My Journey to a reliable and enjoyable locally hosted voice assistant (2025)

Frustrations with Mainstream Voice Assistants

  • Many anecdotes of comically bad behavior: confusion over multiple timers, misinterpreting “stop” and “yes,” sending garbled texts, or doing web searches instead of simple actions.
  • Speech-to-text is seen as “basically solved,” but intent recognition and dialog management are described as “brain-damaged,” especially for simple home-control tasks.
  • Some users report nearly perfect experiences for basic timers/reminders, but others find reliability ~50%, which makes them stop using voice.

Do People Actually Like Talking to Assistants?

  • Split views: some dislike speaking aloud or find it slower than using a phone; others consider needing to pull out a phone a “failure” of the smart home.
  • Popular use cases: kitchen timers, lists, simple home controls, driving (navigation/media), and accessibility for motor impairments.
  • Several only tolerate assistants for timers and weather because those are relatively robust.

Reliability Expectations & LLM Skepticism

  • Debate over “99% reliability”: for critical infrastructure that’s unacceptable; for home automation some consider it good enough, but current LLM-based systems are perceived as worse.
  • Concern about using indeterministic LLMs for core home automation behavior.

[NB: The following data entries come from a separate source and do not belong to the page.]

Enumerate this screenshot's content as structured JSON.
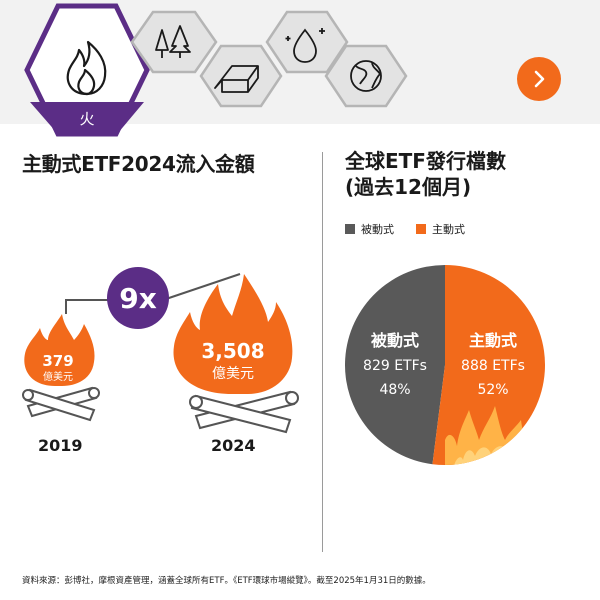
{
  "nav": {
    "active_label": "火",
    "icons": [
      "fire-icon",
      "trees-icon",
      "metal-bars-icon",
      "water-drop-icon",
      "globe-icon"
    ],
    "next_icon": "chevron-right-icon"
  },
  "left": {
    "title": "主動式ETF2024流入金額",
    "multiplier": "9x",
    "fire_small": {
      "value": "379",
      "unit": "億美元",
      "year": "2019"
    },
    "fire_large": {
      "value": "3,508",
      "unit": "億美元",
      "year": "2024"
    }
  },
  "right": {
    "title_line1": "全球ETF發行檔數",
    "title_line2": "(過去12個月)",
    "legend": [
      {
        "label": "被動式",
        "color": "#595959"
      },
      {
        "label": "主動式",
        "color": "#f26a1b"
      }
    ]
  },
  "chart_data": {
    "type": "pie",
    "slices": [
      {
        "name": "被動式",
        "count_label": "829 ETFs",
        "percent_label": "48%",
        "value": 48,
        "color": "#595959"
      },
      {
        "name": "主動式",
        "count_label": "888 ETFs",
        "percent_label": "52%",
        "value": 52,
        "color": "#f26a1b"
      }
    ]
  },
  "footnote": "資料來源：彭博社，摩根資產管理，涵蓋全球所有ETF。《ETF環球市場縱覽》。截至2025年1月31日的數據。",
  "colors": {
    "accent": "#f26a1b",
    "purple": "#5b2d86",
    "dark_gray": "#595959",
    "light_gray": "#dcdcdc"
  }
}
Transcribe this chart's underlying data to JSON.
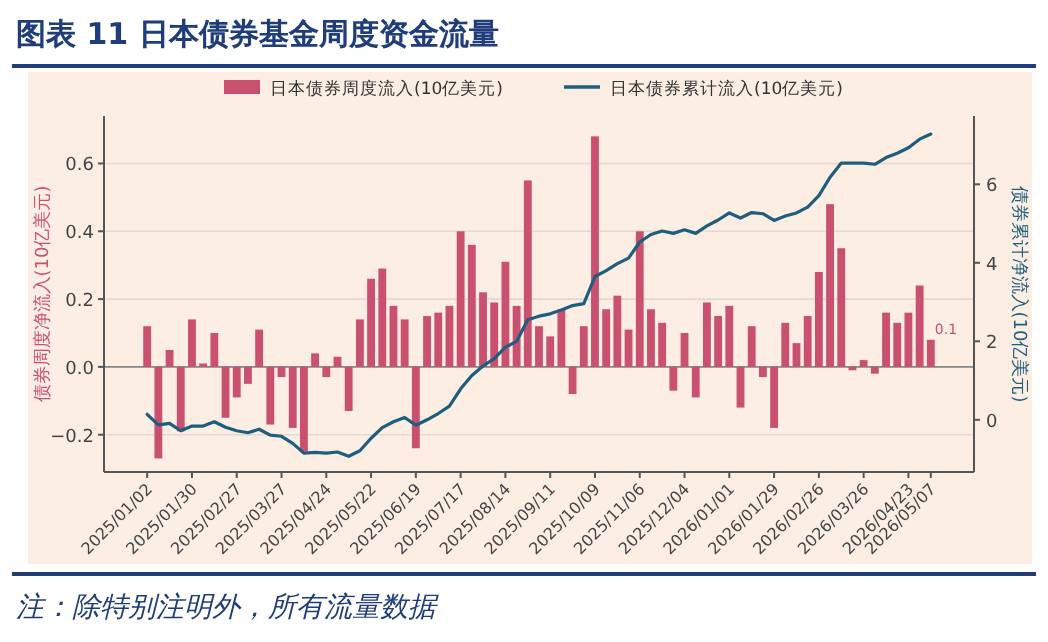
{
  "chart_data": {
    "type": "bar",
    "title": "图表 11  日本债券基金周度资金流量",
    "ylabel": "债券周度净流入(10亿美元)",
    "y2label": "债券累计净流入(10亿美元)",
    "x": [
      "2025-01-02",
      "2025-01-09",
      "2025-01-16",
      "2025-01-23",
      "2025-01-30",
      "2025-02-06",
      "2025-02-13",
      "2025-02-20",
      "2025-02-27",
      "2025-03-06",
      "2025-03-13",
      "2025-03-20",
      "2025-03-27",
      "2025-04-03",
      "2025-04-10",
      "2025-04-17",
      "2025-04-24",
      "2025-05-01",
      "2025-05-08",
      "2025-05-15",
      "2025-05-22",
      "2025-05-29",
      "2025-06-05",
      "2025-06-12",
      "2025-06-19",
      "2025-06-26",
      "2025-07-03",
      "2025-07-10",
      "2025-07-17",
      "2025-07-24",
      "2025-07-31",
      "2025-08-07",
      "2025-08-14",
      "2025-08-21",
      "2025-08-28",
      "2025-09-04",
      "2025-09-11",
      "2025-09-18",
      "2025-09-25",
      "2025-10-02",
      "2025-10-09",
      "2025-10-16",
      "2025-10-23",
      "2025-10-30",
      "2025-11-06",
      "2025-11-13",
      "2025-11-20",
      "2025-11-27",
      "2025-12-04",
      "2025-12-11",
      "2025-12-18",
      "2025-12-25",
      "2026-01-01",
      "2026-01-08",
      "2026-01-15",
      "2026-01-22",
      "2026-01-29",
      "2026-02-05",
      "2026-02-12",
      "2026-02-19",
      "2026-02-26",
      "2026-03-05",
      "2026-03-12",
      "2026-03-19",
      "2026-03-26",
      "2026-04-02",
      "2026-04-09",
      "2026-04-16",
      "2026-04-23",
      "2026-04-30",
      "2026-05-07"
    ],
    "series": [
      {
        "name": "日本债券周度流入(10亿美元)",
        "color": "#c9506f",
        "values": [
          0.12,
          -0.27,
          0.05,
          -0.19,
          0.14,
          0.01,
          0.1,
          -0.15,
          -0.09,
          -0.05,
          0.11,
          -0.17,
          -0.03,
          -0.18,
          -0.25,
          0.04,
          -0.03,
          0.03,
          -0.13,
          0.14,
          0.26,
          0.29,
          0.18,
          0.14,
          -0.24,
          0.15,
          0.16,
          0.18,
          0.4,
          0.36,
          0.22,
          0.19,
          0.31,
          0.18,
          0.55,
          0.12,
          0.09,
          0.17,
          -0.08,
          0.12,
          0.68,
          0.17,
          0.21,
          0.11,
          0.4,
          0.17,
          0.13,
          -0.07,
          0.1,
          -0.09,
          0.19,
          0.15,
          0.18,
          -0.12,
          0.12,
          -0.03,
          -0.18,
          0.13,
          0.07,
          0.15,
          0.28,
          0.48,
          0.35,
          -0.01,
          0.02,
          -0.02,
          0.16,
          0.13,
          0.16,
          0.24,
          0.08
        ],
        "value_labels": [
          null,
          null,
          null,
          null,
          null,
          null,
          null,
          null,
          null,
          null,
          null,
          null,
          null,
          null,
          null,
          null,
          null,
          null,
          null,
          null,
          null,
          null,
          null,
          null,
          null,
          null,
          null,
          null,
          null,
          null,
          null,
          null,
          null,
          null,
          null,
          null,
          null,
          null,
          null,
          null,
          null,
          null,
          null,
          null,
          null,
          null,
          null,
          null,
          null,
          null,
          null,
          null,
          null,
          null,
          null,
          null,
          null,
          null,
          null,
          null,
          null,
          null,
          null,
          null,
          null,
          null,
          null,
          null,
          null,
          null,
          "0.1"
        ]
      },
      {
        "name": "日本债券累计流入(10亿美元)",
        "type": "line",
        "axis": "y2",
        "color": "#1d5e7e",
        "values": [
          0.14,
          -0.13,
          -0.09,
          -0.28,
          -0.16,
          -0.16,
          -0.05,
          -0.19,
          -0.28,
          -0.33,
          -0.24,
          -0.39,
          -0.42,
          -0.6,
          -0.85,
          -0.83,
          -0.85,
          -0.82,
          -0.93,
          -0.79,
          -0.47,
          -0.2,
          -0.05,
          0.06,
          -0.14,
          0,
          0.16,
          0.35,
          0.79,
          1.13,
          1.37,
          1.56,
          1.85,
          2.0,
          2.55,
          2.64,
          2.7,
          2.8,
          2.91,
          2.96,
          3.65,
          3.8,
          3.98,
          4.12,
          4.53,
          4.72,
          4.81,
          4.75,
          4.84,
          4.75,
          4.94,
          5.09,
          5.27,
          5.14,
          5.28,
          5.25,
          5.08,
          5.19,
          5.27,
          5.42,
          5.71,
          6.18,
          6.54,
          6.54,
          6.54,
          6.51,
          6.68,
          6.79,
          6.93,
          7.15,
          7.28
        ]
      }
    ],
    "xlim": [
      "2024-12-06",
      "2026-06-03"
    ],
    "xticks": [
      {
        "value": "2025-01-02",
        "label": "2025/01/02"
      },
      {
        "value": "2025-01-30",
        "label": "2025/01/30"
      },
      {
        "value": "2025-02-27",
        "label": "2025/02/27"
      },
      {
        "value": "2025-03-27",
        "label": "2025/03/27"
      },
      {
        "value": "2025-04-24",
        "label": "2025/04/24"
      },
      {
        "value": "2025-05-22",
        "label": "2025/05/22"
      },
      {
        "value": "2025-06-19",
        "label": "2025/06/19"
      },
      {
        "value": "2025-07-17",
        "label": "2025/07/17"
      },
      {
        "value": "2025-08-14",
        "label": "2025/08/14"
      },
      {
        "value": "2025-09-11",
        "label": "2025/09/11"
      },
      {
        "value": "2025-10-09",
        "label": "2025/10/09"
      },
      {
        "value": "2025-11-06",
        "label": "2025/11/06"
      },
      {
        "value": "2025-12-04",
        "label": "2025/12/04"
      },
      {
        "value": "2026-01-01",
        "label": "2026/01/01"
      },
      {
        "value": "2026-01-29",
        "label": "2026/01/29"
      },
      {
        "value": "2026-02-26",
        "label": "2026/02/26"
      },
      {
        "value": "2026-03-26",
        "label": "2026/03/26"
      },
      {
        "value": "2026-04-23",
        "label": "2026/04/23"
      },
      {
        "value": "2026-05-07",
        "label": "2026/05/07"
      }
    ],
    "ylim": [
      -0.31,
      0.74
    ],
    "yticks": [
      {
        "value": -0.2,
        "label": "−0.2"
      },
      {
        "value": 0,
        "label": "0.0"
      },
      0.2,
      0.4,
      0.6
    ],
    "y2lim": [
      -1.33,
      7.74
    ],
    "y2ticks": [
      0,
      2,
      4,
      6
    ],
    "grid": "y",
    "legend": "top",
    "annotations": [
      "注：除特别注明外，所有流量数据"
    ]
  }
}
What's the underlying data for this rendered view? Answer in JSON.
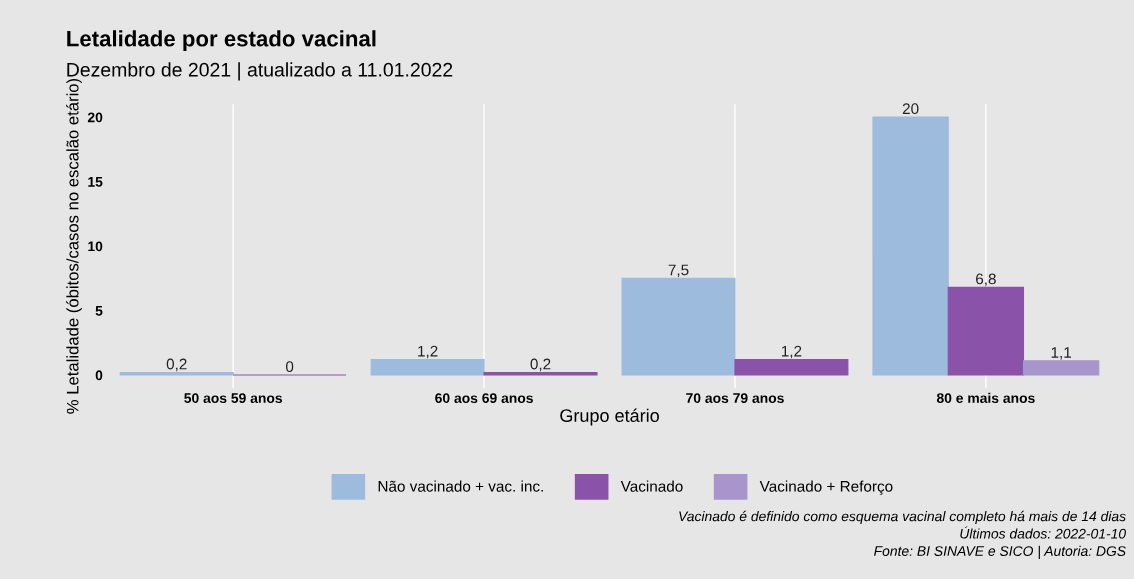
{
  "chart_data": {
    "type": "bar",
    "title": "Letalidade por estado vacinal",
    "subtitle": "Dezembro de 2021 | atualizado a 11.01.2022",
    "xlabel": "Grupo etário",
    "ylabel": "% Letalidade (óbitos/casos no escalão etário)",
    "categories": [
      "50 aos 59 anos",
      "60 aos 69 anos",
      "70 aos 79 anos",
      "80 e mais anos"
    ],
    "series": [
      {
        "name": "Não vacinado + vac. inc.",
        "color": "#9dbbdc",
        "values": [
          0.2,
          1.2,
          7.5,
          20
        ],
        "value_labels": [
          "0,2",
          "1,2",
          "7,5",
          "20"
        ]
      },
      {
        "name": "Vacinado",
        "color": "#8a52a8",
        "values": [
          0,
          0.2,
          1.2,
          6.8
        ],
        "value_labels": [
          "0",
          "0,2",
          "1,2",
          "6,8"
        ]
      },
      {
        "name": "Vacinado + Reforço",
        "color": "#a895cc",
        "values": [
          null,
          null,
          null,
          1.1
        ],
        "value_labels": [
          null,
          null,
          null,
          "1,1"
        ]
      }
    ],
    "ylim": [
      -1,
      21
    ],
    "yticks": [
      0,
      5,
      10,
      15,
      20
    ],
    "grid": "x",
    "legend": "bottom",
    "annotations": [
      "Vacinado é definido como esquema vacinal completo há mais de 14 dias",
      "Últimos dados: 2022-01-10",
      "Fonte: BI SINAVE e SICO | Autoria: DGS"
    ]
  }
}
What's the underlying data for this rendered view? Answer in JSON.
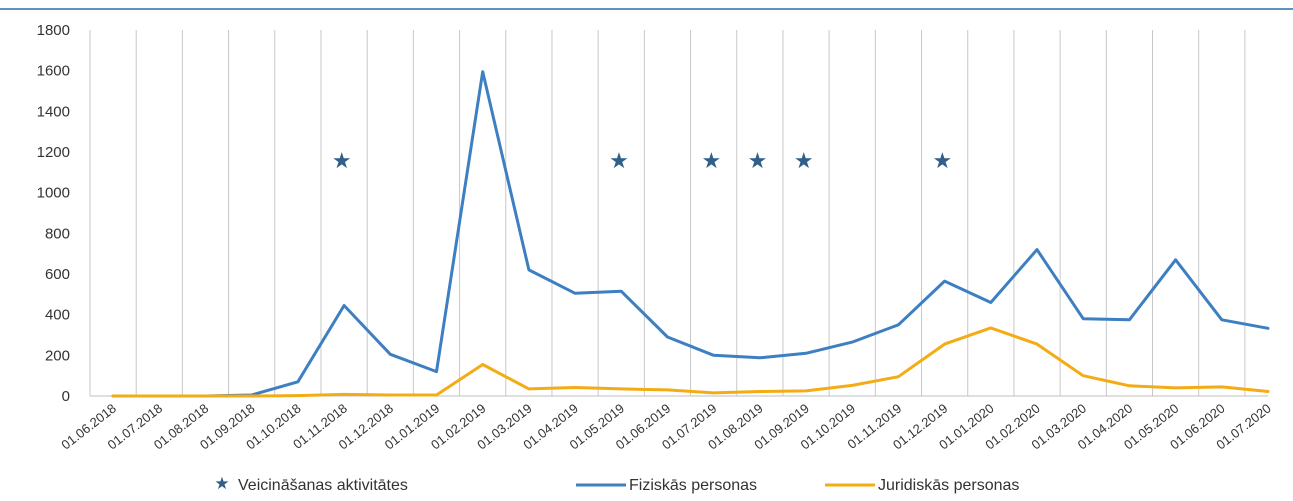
{
  "chart_data": {
    "type": "line",
    "title": "",
    "xlabel": "",
    "ylabel": "",
    "ylim": [
      0,
      1800
    ],
    "yticks": [
      0,
      200,
      400,
      600,
      800,
      1000,
      1200,
      1400,
      1600,
      1800
    ],
    "grid": "vertical",
    "legend_position": "bottom",
    "categories": [
      "01.06.2018",
      "01.07.2018",
      "01.08.2018",
      "01.09.2018",
      "01.10.2018",
      "01.11.2018",
      "01.12.2018",
      "01.01.2019",
      "01.02.2019",
      "01.03.2019",
      "01.04.2019",
      "01.05.2019",
      "01.06.2019",
      "01.07.2019",
      "01.08.2019",
      "01.09.2019",
      "01.10.2019",
      "01.11.2019",
      "01.12.2019",
      "01.01.2020",
      "01.02.2020",
      "01.03.2020",
      "01.04.2020",
      "01.05.2020",
      "01.06.2020",
      "01.07.2020"
    ],
    "series": [
      {
        "name": "Fiziskās personas",
        "color": "#3d7fc1",
        "points": [
          [
            "01.06.2018",
            0
          ],
          [
            "01.07.2018",
            0
          ],
          [
            "01.08.2018",
            0
          ],
          [
            "01.09.2018",
            5
          ],
          [
            "01.10.2018",
            70
          ],
          [
            "01.11.2018",
            445
          ],
          [
            "01.12.2018",
            205
          ],
          [
            "01.01.2019",
            120
          ],
          [
            "01.02.2019",
            1595
          ],
          [
            "01.03.2019",
            620
          ],
          [
            "01.04.2019",
            505
          ],
          [
            "01.05.2019",
            515
          ],
          [
            "01.06.2019",
            290
          ],
          [
            "01.07.2019",
            200
          ],
          [
            "01.08.2019",
            188
          ],
          [
            "01.09.2019",
            210
          ],
          [
            "01.10.2019",
            265
          ],
          [
            "01.11.2019",
            350
          ],
          [
            "01.12.2019",
            565
          ],
          [
            "01.01.2020",
            460
          ],
          [
            "01.02.2020",
            720
          ],
          [
            "01.03.2020",
            380
          ],
          [
            "01.04.2020",
            375
          ],
          [
            "01.05.2020",
            670
          ],
          [
            "01.06.2020",
            375
          ],
          [
            "01.07.2020",
            333
          ]
        ]
      },
      {
        "name": "Juridiskās personas",
        "color": "#f4ac14",
        "points": [
          [
            "01.06.2018",
            0
          ],
          [
            "01.07.2018",
            0
          ],
          [
            "01.08.2018",
            0
          ],
          [
            "01.09.2018",
            0
          ],
          [
            "01.10.2018",
            2
          ],
          [
            "01.11.2018",
            8
          ],
          [
            "01.12.2018",
            5
          ],
          [
            "01.01.2019",
            5
          ],
          [
            "01.02.2019",
            155
          ],
          [
            "01.03.2019",
            35
          ],
          [
            "01.04.2019",
            42
          ],
          [
            "01.05.2019",
            35
          ],
          [
            "01.06.2019",
            30
          ],
          [
            "01.07.2019",
            15
          ],
          [
            "01.08.2019",
            22
          ],
          [
            "01.09.2019",
            25
          ],
          [
            "01.10.2019",
            52
          ],
          [
            "01.11.2019",
            95
          ],
          [
            "01.12.2019",
            255
          ],
          [
            "01.01.2020",
            335
          ],
          [
            "01.02.2020",
            255
          ],
          [
            "01.03.2020",
            100
          ],
          [
            "01.04.2020",
            50
          ],
          [
            "01.05.2020",
            40
          ],
          [
            "01.06.2020",
            45
          ],
          [
            "01.07.2020",
            22
          ]
        ]
      }
    ],
    "markers": {
      "name": "Veicināšanas aktivitātes",
      "color": "#2f5f8a",
      "symbol": "★",
      "y": 1160,
      "x_positions": [
        "01.11.2018",
        "01.05.2019",
        "01.07.2019",
        "01.08.2019",
        "01.09.2019",
        "01.12.2019"
      ],
      "x_offset_months": [
        -0.05,
        -0.05,
        -0.05,
        -0.05,
        -0.05,
        -0.05
      ]
    },
    "legend": [
      {
        "label": "Veicināšanas aktivitātes",
        "kind": "marker"
      },
      {
        "label": "Fiziskās personas",
        "kind": "line"
      },
      {
        "label": "Juridiskās personas",
        "kind": "line"
      }
    ],
    "colors": {
      "top_rule": "#2e6da4",
      "grid": "#c8c8c8",
      "axis": "#bfbfbf"
    }
  }
}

Wake-Word Detection & Activation UX

  • A major pain point: poor wake-word detection, especially in open/Home Assistant-style devices; often worse than commercial smart speakers.
  • Reports of strong bias in wake-word detection toward adult male voices; children and women trigger far less reliably.
  • Ideas explored: custom wake-word training (microWakeWord), alternative triggers (buttons, claps, comm badges, wearables), and “done words” to mark end of speech.
  • Some prefer physical buttons to avoid always-on listening; others argue that defeats hands-free scenarios (cooking, carrying things).

Local Assistants, Home Assistant Devices & Hardware

  • Home Assistant Voice Preview hardware gets mixed reviews: easy setup and good integration, but weak mic/speaker quality, poorer wake-word reliability, awkward turn-taking, and no voice profiles.
  • Locally hosted LLMs are seen as possible but resource-intensive; some offload reasoning to cloud models while keeping STT/TTS local.
  • Audio front-end (beamforming arrays, noise handling, buffering) is seen as at least as critical as the LLM.

TTS/ASR Quality and Training Data

  • For local setups, text-to-speech prosody is a major challenge; many current models sound robotic, especially for conversational speech, numbers, and hedged phrases.
  • Some argue most home interactions need only simple chimes for success/failure, not full verbal responses.
  • Automatic speech recognition also struggles with real-world, technical, and noisy environments; fine-tuning on personal data is suggested but data collection is hard.